Para el grupo “Amigos del Centro Histórico”, la contaminación auditiva en esta zona de la ciudad ocasionada por el tránsito vehicular y el comercio afecta la capacidad de concentración de los niños en las escuelas, la productividad en centros de trabajo y limita el descanso.

Ruidosas tradiciones

En esta ciudad, sus tradiciones también generan ruido.
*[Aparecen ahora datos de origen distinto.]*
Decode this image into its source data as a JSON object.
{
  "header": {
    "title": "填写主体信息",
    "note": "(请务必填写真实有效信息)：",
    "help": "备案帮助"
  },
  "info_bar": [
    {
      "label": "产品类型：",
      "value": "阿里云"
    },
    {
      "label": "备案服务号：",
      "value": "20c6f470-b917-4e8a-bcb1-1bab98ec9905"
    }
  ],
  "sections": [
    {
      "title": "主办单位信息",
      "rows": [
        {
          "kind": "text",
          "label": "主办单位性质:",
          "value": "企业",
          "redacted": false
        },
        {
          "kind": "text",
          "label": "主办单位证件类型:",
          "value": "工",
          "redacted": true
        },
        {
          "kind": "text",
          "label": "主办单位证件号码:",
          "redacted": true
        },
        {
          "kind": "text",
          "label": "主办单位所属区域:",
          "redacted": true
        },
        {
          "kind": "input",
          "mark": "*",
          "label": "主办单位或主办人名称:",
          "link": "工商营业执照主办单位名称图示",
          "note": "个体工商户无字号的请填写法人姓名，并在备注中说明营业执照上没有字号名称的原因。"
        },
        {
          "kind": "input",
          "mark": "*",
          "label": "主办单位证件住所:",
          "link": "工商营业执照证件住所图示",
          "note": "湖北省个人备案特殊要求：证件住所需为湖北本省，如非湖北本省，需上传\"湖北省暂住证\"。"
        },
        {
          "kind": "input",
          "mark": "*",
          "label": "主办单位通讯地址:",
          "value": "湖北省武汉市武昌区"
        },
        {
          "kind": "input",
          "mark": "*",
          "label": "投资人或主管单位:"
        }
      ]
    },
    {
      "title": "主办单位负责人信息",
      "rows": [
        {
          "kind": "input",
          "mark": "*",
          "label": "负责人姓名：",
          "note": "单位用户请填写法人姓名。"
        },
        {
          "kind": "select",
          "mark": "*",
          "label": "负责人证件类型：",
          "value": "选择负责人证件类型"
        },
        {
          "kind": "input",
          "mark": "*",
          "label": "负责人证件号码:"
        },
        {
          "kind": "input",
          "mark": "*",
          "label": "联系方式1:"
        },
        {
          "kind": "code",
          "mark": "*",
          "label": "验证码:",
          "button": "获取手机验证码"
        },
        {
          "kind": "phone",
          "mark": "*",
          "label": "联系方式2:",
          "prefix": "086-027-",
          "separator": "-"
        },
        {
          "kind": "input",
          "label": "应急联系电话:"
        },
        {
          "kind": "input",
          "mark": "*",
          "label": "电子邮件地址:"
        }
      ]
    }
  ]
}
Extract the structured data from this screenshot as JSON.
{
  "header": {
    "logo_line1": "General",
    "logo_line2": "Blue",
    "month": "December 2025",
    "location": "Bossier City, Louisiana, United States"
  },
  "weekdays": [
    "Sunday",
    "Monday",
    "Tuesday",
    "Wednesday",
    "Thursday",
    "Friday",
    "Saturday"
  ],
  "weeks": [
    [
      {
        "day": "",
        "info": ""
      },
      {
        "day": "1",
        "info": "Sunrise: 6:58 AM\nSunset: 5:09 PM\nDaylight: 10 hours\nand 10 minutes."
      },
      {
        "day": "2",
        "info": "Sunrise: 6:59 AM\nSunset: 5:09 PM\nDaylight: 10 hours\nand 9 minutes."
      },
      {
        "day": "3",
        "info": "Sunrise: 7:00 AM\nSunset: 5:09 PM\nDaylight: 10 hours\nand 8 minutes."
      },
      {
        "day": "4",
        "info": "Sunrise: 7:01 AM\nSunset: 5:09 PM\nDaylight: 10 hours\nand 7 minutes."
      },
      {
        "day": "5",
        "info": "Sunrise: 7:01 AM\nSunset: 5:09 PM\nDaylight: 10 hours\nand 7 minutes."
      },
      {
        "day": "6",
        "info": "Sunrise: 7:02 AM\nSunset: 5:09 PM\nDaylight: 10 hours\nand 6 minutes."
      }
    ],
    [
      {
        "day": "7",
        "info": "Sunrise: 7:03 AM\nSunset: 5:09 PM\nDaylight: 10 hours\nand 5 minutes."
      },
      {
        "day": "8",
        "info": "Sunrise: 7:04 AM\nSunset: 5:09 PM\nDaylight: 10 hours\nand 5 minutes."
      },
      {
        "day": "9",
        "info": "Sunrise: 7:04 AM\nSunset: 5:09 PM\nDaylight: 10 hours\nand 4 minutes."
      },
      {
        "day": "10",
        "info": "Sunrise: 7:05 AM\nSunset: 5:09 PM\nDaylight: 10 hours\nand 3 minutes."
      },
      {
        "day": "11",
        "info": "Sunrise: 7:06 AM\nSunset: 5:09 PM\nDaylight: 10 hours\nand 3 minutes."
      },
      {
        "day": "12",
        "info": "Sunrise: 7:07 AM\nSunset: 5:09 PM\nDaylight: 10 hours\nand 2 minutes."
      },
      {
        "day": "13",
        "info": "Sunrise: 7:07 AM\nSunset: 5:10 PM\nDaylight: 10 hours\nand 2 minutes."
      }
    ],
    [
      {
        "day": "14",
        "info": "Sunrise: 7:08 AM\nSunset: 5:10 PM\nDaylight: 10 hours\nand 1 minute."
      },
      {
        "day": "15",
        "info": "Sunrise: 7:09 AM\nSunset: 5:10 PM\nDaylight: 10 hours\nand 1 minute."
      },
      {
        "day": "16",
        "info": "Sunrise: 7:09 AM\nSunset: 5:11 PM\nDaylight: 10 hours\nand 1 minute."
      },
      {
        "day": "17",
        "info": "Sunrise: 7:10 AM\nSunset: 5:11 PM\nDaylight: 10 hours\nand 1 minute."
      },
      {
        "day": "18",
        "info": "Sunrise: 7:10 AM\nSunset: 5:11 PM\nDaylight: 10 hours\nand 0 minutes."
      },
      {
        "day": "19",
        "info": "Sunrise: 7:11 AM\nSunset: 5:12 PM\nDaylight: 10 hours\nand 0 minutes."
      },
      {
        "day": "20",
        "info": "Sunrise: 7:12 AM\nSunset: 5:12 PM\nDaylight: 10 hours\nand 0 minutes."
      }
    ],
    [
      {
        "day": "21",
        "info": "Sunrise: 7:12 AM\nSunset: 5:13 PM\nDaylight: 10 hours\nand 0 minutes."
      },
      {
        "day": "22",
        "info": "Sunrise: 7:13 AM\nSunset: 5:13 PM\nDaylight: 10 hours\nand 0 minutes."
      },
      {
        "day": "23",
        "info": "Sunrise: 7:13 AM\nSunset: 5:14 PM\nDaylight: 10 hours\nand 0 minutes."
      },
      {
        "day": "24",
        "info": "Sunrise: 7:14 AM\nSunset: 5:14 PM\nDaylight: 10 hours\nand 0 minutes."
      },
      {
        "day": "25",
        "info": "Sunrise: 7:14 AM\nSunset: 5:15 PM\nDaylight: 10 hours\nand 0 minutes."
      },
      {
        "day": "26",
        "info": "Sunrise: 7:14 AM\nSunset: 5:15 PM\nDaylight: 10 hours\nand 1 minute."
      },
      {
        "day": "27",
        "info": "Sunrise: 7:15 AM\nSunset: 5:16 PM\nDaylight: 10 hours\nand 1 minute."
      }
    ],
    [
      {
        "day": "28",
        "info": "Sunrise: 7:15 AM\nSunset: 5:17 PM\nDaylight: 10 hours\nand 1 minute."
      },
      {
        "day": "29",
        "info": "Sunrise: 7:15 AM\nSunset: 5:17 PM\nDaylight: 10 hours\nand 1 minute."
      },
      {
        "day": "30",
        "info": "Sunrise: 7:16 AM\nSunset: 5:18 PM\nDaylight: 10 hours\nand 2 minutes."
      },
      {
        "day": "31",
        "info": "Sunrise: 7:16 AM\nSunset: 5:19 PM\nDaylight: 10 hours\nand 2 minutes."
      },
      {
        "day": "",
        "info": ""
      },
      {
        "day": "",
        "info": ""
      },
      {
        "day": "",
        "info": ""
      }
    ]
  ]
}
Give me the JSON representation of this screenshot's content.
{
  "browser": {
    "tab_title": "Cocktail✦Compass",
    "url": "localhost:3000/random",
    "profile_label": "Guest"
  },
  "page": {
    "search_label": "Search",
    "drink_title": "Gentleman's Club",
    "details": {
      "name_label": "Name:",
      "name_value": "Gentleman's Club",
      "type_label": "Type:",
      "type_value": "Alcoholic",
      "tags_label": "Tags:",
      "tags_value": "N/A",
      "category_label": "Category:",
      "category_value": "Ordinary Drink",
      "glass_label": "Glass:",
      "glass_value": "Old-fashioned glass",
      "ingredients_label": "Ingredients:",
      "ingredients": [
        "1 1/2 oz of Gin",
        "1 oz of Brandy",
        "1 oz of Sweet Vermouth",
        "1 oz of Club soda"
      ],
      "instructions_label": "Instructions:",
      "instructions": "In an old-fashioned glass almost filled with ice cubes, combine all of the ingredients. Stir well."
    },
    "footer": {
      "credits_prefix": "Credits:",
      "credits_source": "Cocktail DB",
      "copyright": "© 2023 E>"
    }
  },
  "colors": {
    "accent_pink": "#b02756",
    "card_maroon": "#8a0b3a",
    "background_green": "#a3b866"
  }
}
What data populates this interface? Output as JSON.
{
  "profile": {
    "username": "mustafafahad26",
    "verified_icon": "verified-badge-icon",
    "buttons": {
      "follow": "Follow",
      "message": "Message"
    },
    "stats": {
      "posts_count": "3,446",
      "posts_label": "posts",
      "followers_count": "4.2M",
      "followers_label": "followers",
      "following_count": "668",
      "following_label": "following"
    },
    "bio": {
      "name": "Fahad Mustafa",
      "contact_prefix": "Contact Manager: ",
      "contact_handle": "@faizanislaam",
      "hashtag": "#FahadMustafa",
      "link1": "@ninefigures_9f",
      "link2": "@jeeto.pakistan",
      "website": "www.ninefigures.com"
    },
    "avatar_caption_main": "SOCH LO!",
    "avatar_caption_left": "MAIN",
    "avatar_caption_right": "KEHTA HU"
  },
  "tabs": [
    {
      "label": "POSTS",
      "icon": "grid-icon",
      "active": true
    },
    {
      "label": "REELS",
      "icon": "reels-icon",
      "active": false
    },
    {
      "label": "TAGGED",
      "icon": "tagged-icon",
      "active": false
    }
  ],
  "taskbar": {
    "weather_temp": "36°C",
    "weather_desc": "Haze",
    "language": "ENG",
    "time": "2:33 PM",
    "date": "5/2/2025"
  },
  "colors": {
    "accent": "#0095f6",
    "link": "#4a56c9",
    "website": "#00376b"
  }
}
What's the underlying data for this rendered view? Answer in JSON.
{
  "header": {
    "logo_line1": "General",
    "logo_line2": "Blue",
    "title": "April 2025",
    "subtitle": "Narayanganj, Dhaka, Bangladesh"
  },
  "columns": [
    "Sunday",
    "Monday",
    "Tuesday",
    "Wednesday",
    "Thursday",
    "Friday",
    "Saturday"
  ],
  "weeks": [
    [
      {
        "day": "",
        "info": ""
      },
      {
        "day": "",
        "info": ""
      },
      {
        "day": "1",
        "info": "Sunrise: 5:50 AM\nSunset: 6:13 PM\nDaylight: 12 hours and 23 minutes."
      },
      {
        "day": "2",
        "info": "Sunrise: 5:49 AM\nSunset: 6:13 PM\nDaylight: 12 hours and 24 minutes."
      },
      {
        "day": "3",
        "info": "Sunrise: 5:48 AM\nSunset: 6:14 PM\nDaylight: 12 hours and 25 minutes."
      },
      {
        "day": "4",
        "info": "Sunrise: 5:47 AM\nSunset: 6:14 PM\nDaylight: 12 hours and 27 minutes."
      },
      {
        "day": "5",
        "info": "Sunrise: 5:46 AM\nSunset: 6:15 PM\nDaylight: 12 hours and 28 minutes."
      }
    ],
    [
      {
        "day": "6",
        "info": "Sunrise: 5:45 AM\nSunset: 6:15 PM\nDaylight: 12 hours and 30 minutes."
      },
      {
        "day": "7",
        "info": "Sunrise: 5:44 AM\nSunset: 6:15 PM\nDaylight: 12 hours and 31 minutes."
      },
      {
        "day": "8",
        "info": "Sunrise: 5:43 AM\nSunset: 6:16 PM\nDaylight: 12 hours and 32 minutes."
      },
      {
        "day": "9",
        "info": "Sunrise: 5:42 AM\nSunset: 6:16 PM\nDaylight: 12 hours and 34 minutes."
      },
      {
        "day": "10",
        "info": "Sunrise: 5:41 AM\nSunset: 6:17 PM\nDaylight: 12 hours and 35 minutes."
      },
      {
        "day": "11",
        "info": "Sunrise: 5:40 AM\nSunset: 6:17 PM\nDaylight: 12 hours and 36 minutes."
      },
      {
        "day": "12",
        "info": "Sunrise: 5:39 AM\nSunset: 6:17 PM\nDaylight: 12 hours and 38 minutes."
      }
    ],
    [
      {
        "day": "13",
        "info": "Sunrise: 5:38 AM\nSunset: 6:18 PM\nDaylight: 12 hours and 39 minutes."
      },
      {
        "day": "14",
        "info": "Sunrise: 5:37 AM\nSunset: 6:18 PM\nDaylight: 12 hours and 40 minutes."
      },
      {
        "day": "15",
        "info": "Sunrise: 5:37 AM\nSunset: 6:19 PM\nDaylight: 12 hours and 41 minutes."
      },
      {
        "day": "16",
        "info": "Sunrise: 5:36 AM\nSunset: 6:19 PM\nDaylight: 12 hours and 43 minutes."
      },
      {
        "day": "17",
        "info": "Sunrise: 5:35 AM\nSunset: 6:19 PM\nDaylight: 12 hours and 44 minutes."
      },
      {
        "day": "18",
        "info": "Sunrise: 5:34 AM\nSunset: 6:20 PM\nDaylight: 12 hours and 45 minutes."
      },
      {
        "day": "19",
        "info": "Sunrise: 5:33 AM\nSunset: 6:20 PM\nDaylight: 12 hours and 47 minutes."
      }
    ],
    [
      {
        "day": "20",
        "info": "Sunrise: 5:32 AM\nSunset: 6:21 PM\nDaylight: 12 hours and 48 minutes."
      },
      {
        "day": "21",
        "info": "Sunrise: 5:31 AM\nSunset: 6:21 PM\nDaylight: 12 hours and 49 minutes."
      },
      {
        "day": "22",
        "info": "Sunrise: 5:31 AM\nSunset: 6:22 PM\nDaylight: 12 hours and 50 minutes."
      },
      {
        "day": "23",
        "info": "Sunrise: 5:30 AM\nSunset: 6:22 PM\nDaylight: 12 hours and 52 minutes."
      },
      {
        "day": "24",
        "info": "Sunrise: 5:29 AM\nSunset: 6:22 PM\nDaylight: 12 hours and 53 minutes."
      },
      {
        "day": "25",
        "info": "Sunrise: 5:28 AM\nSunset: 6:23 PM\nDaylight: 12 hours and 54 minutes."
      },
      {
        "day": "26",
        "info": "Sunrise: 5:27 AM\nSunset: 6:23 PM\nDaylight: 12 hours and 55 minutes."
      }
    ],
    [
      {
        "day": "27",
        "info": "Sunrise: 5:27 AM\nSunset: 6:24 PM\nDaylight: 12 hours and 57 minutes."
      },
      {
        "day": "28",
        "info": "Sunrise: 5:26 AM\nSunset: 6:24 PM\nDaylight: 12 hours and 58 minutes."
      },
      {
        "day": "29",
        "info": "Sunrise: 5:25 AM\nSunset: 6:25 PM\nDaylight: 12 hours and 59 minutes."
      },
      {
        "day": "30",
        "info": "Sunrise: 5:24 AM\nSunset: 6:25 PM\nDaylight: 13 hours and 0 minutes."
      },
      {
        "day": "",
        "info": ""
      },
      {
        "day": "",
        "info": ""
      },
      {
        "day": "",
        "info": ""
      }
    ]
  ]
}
Con más de 25 fiestas al año, con duración de hasta 7 días cada una, las tradicionales mayordomías tehuanas son generadoras de contaminación auditiva.

El artículo 5º de Ley de Protección contra el Ruido en Oaxaca específica que solamente podrán hacerse detonar cohetes y cualquier otro artificio de pólvora, de las 6 a las 22 horas. Los conocidos como “fuegos pirotécnicos o castillos”, por su condición de espectáculo nocturno podrán realizarse hasta las 23.30 horas.

En la realización de las calendas, especifica el artículo sexto de dicha ley, pueden hacerse detonar cohetes sin límite de tiempo.

Pero aquí los cohetes se emiten hasta cuatro veces al día, con “tandas” de tres detonaciones en cada emisión para anunciar al pueblo que habrá fiesta. En las Mañanitas al Santo Patrón del barrio, los cohetes se queman a la media noche y a las 5 de la mañana, cuando la mayor parte de la ciudad duerme.

Las emisiones de ruido también se dan por los bailes con música de grupos y orquestas que tocan más de seis horas seguidas, también generan ruido quienes asisten a estos eventos e impiden la tranquilidad de los vecinos.

La ciudad parece estar acostumbrada a estos niveles auditivos que a diario se dejan sentir en las zonas más concurridas. Las fiestas, el comercio y el transporte, son las principales generadoras de ruido en todo el año.

Sin medidas que eviten la regulación auditiva, la población seguirá padeciendo de los efectos del ruido que para muchos es ya un parámetro normal de esta ciudad.